Sampson describes her background as "theatre and live events". Born in England 35 years ago but educated in her teens in a US high school, Sampson went on to study English literature and theatre at Warwick University. A back injury forced her to give up a potential dancing career and take a backstage role in theatre production. But it is not something she regrets. Far from it: Sampson has what she calls a "can-do" attitude, which she attributes in part to her American education.

The approach certainly seems to be helping her keep her cool at the dome. Does she keep endless lists or use a high-tech hand-held organiser? The answer is no: "A lot of it is in your head. I spend a lot of my time talking to people, and we have regular progress meetings," she says.

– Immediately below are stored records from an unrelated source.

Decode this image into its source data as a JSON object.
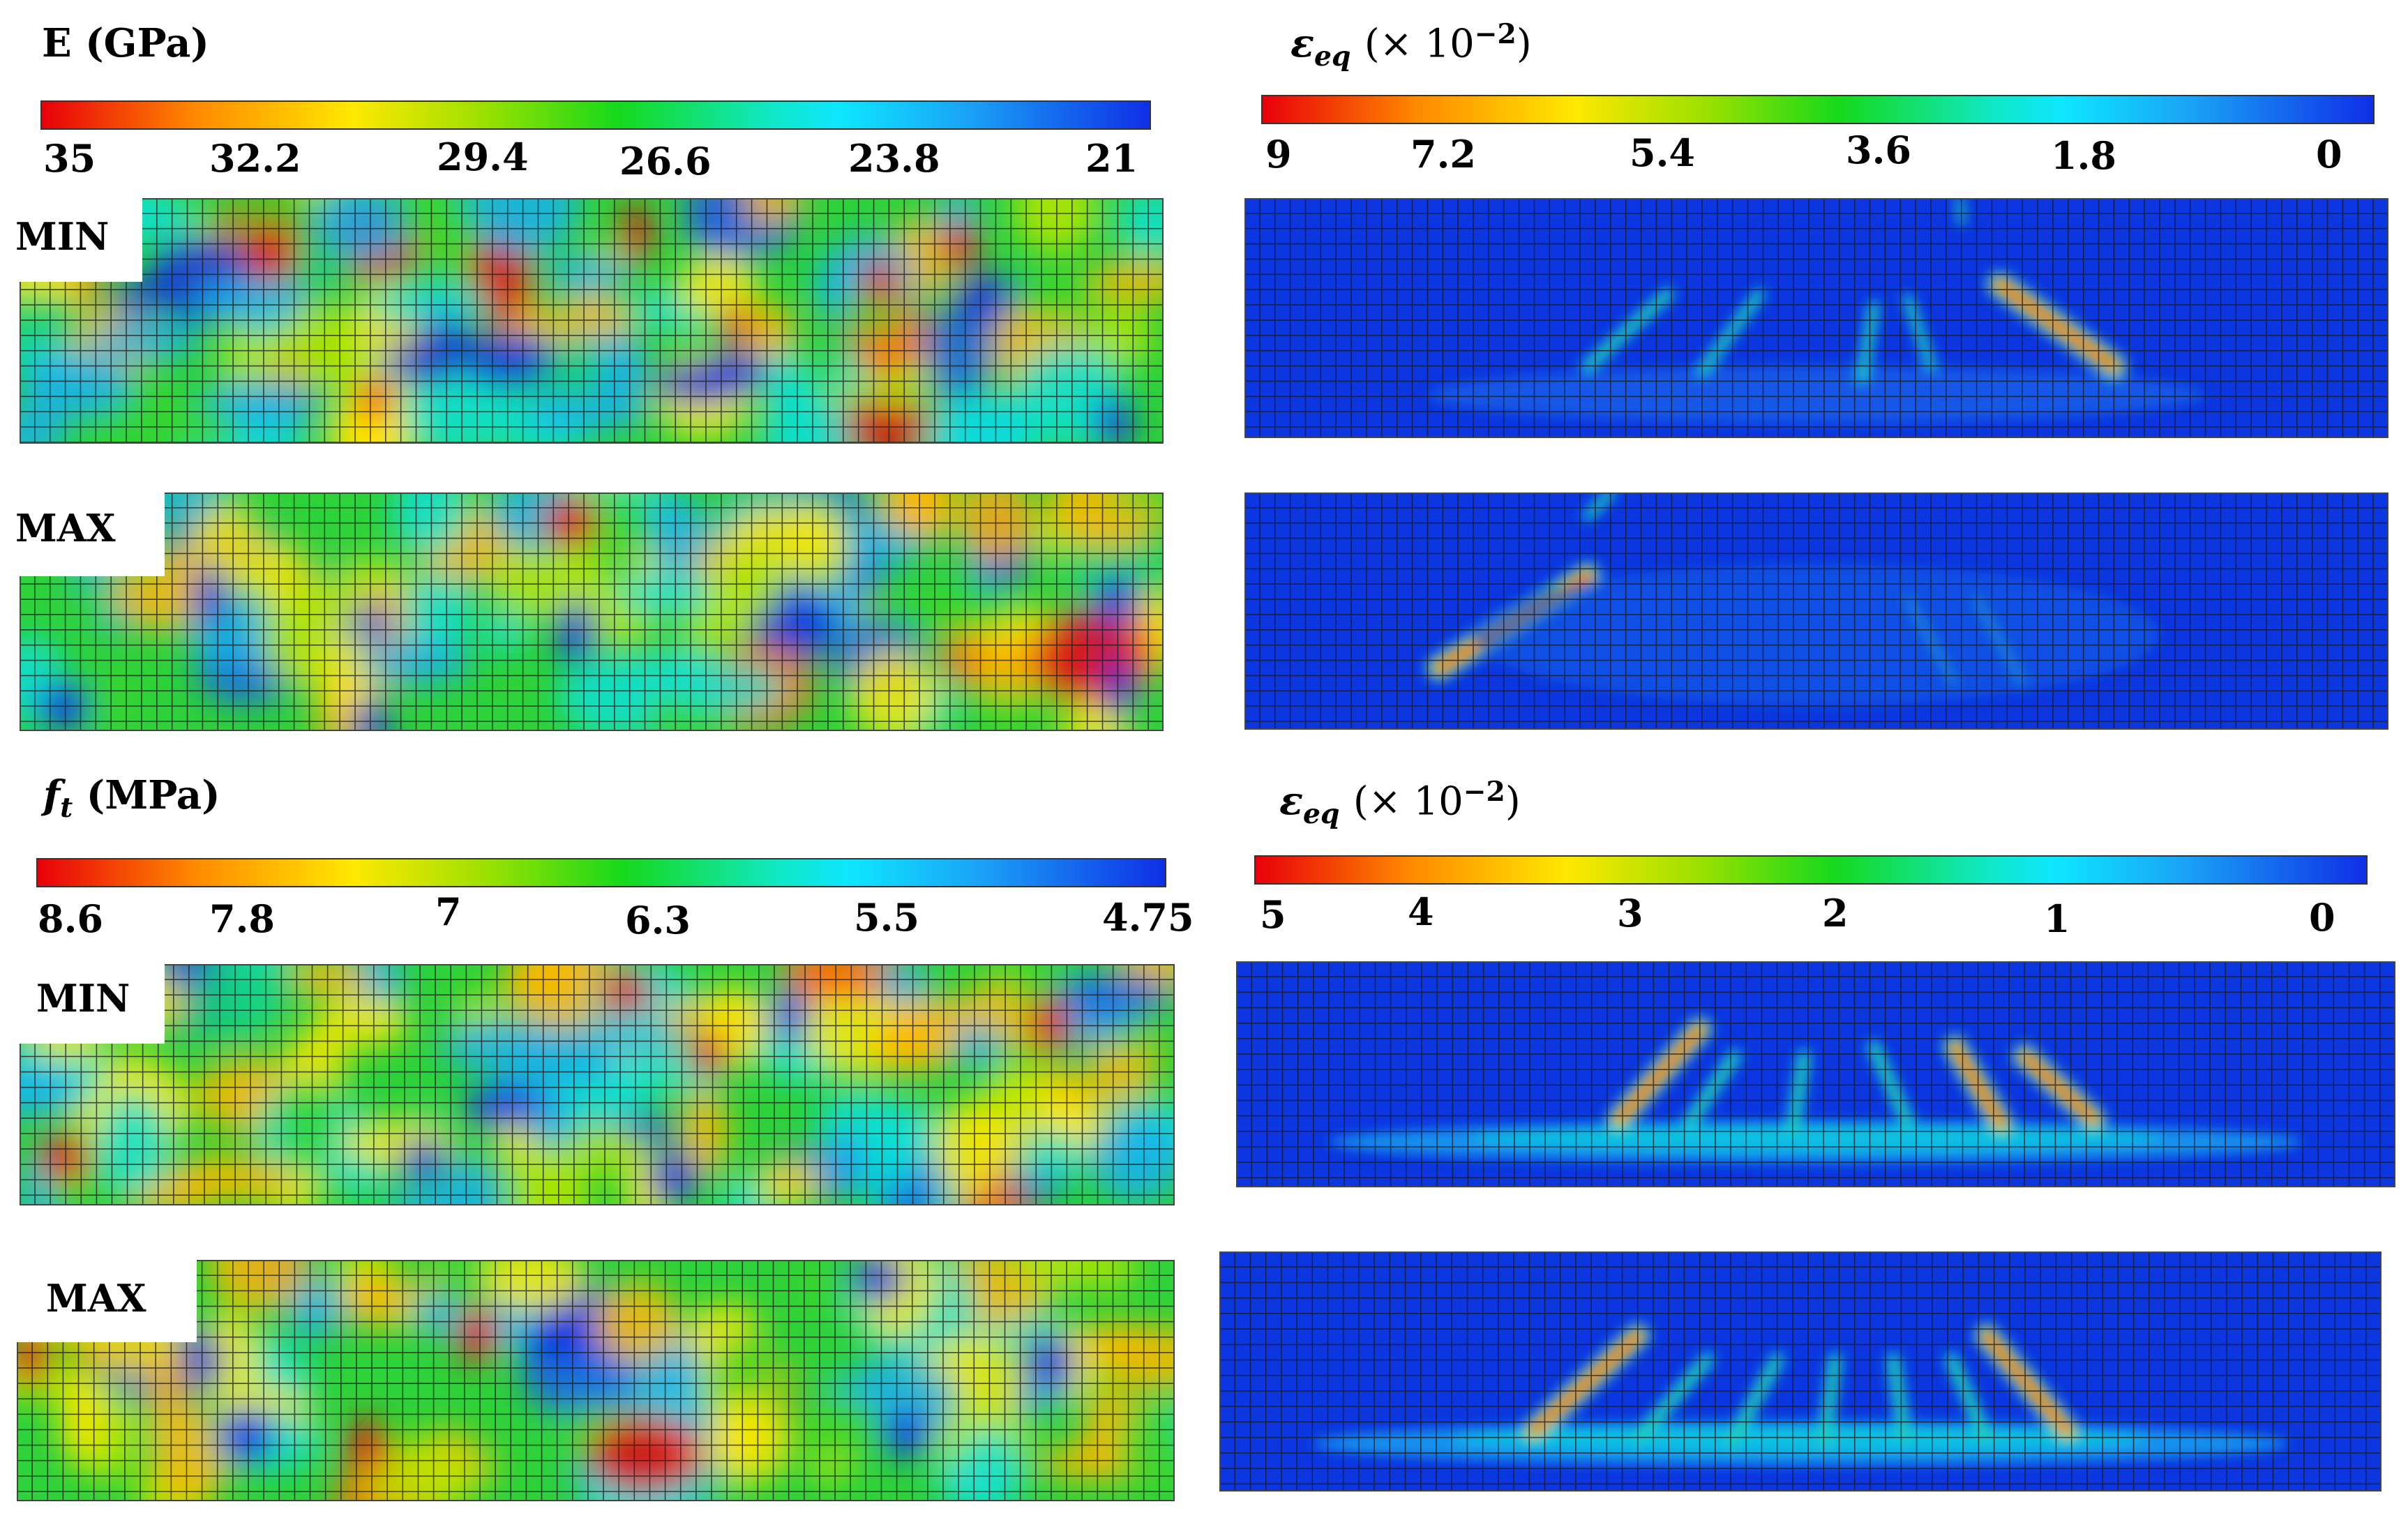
{
  "sections": [
    {
      "id": "top",
      "left_title": "E (GPa)",
      "left_ticks": [
        "35",
        "32.2",
        "29.4",
        "26.6",
        "23.8",
        "21"
      ],
      "right_title_symbol": "ε",
      "right_title_sub": "eq",
      "right_title_scale": "(× 10",
      "right_title_exp": "−2",
      "right_title_close": ")",
      "right_ticks": [
        "9",
        "7.2",
        "5.4",
        "3.6",
        "1.8",
        "0"
      ],
      "rows": [
        {
          "tag": "MIN"
        },
        {
          "tag": "MAX"
        }
      ]
    },
    {
      "id": "bottom",
      "left_title_symbol": "f",
      "left_title_sub": "t",
      "left_title_unit": "(MPa)",
      "left_ticks": [
        "8.6",
        "7.8",
        "7",
        "6.3",
        "5.5",
        "4.75"
      ],
      "right_title_symbol": "ε",
      "right_title_sub": "eq",
      "right_title_scale": "(× 10",
      "right_title_exp": "−2",
      "right_title_close": ")",
      "right_ticks": [
        "5",
        "4",
        "3",
        "2",
        "1",
        "0"
      ],
      "rows": [
        {
          "tag": "MIN"
        },
        {
          "tag": "MAX"
        }
      ]
    }
  ],
  "colors": {
    "strain_background": "#0b36e0",
    "mesh_line": "#1a1a1a",
    "field_mid": "#22c832"
  }
}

These take place weekly and in whatever zone she's focusing on at the time. She gathers all the relevant people, including contractors and designers, and they thrash out problems standing up. She believes in involving the contractors at these meetings because she recognises that they often have practical suggestions that the designers need to hear.

Some exhibits proved more troublesome than others. The body in the Body Zone, designed by architect Nigel Coates, has given them some headaches. "The poor construction team were almost crying. It was a case of 'Oh my God, how are we going to build that?'," she jokes.

The structure has now taken shape, and a team of Australian workers is spraying its chicken wire-like frame with concrete. An escalator is already present, poking out from one of the body's legs. Zaha Hadid's Mind Zone also comes in the problem category, according to Sampson, but she refuses to elaborate.

Life outside the comfort zone

On the recent controversy over whether designs have been scaled down to save time and money, Sampson is defiant. "We've never been in a position where we couldn't do something on an exhibit because of finance," she says. She points out that the target for funding from sponsors has been exceeded: the NMEC has garnered £157m so far.

She is equally dismissive of criticism that sponsors are getting too much exposure for their contributions; the unsubtle naming of the BAA-sponsored "Intergalatwick" airport in the Home Planet Zone, for example. But this is not over-the-top corporate branding, she insists. "The sponsors will not thank us if we put their brand everywhere and the public don't particularly like it," she says.

With the public due to enter the dome on the opening night in less than 100 days, Sampson is working 12-hour-plus days, six or seven days a week. She does show the odd sign of strain. "It is all too easy to get overwhelmed by the scale of things," she finally admits. "Everybody is working well outside their comfort zone." After this high-pressure build-up, longer than anything she's experienced in the theatre world, you might think Sampson would be taking a well-earned rest after the show opens. Not so. She is contracted to work throughout 2000, during which the NMEC will stage a continual round of events and exhibitions.

"People will still keep running prams into bits of set," she says philosophically. It seems the project is so "all-consuming" that she hasn't had time to think about what she might do when it is all over. But with this high-profile job on her CV, you can't imagine her staying out of the limelight for long.

Personal effects

Where is home for you? I live about a mile from here. I can’t bear to waste time travelling to work. Who’s in your family? My mother, who lives in the USA, and two sisters. What are you reading? I haven’t got the time to read at the moment. What car do you drive? A Mazda MX5 convertible. What music are you into? Massive Attack.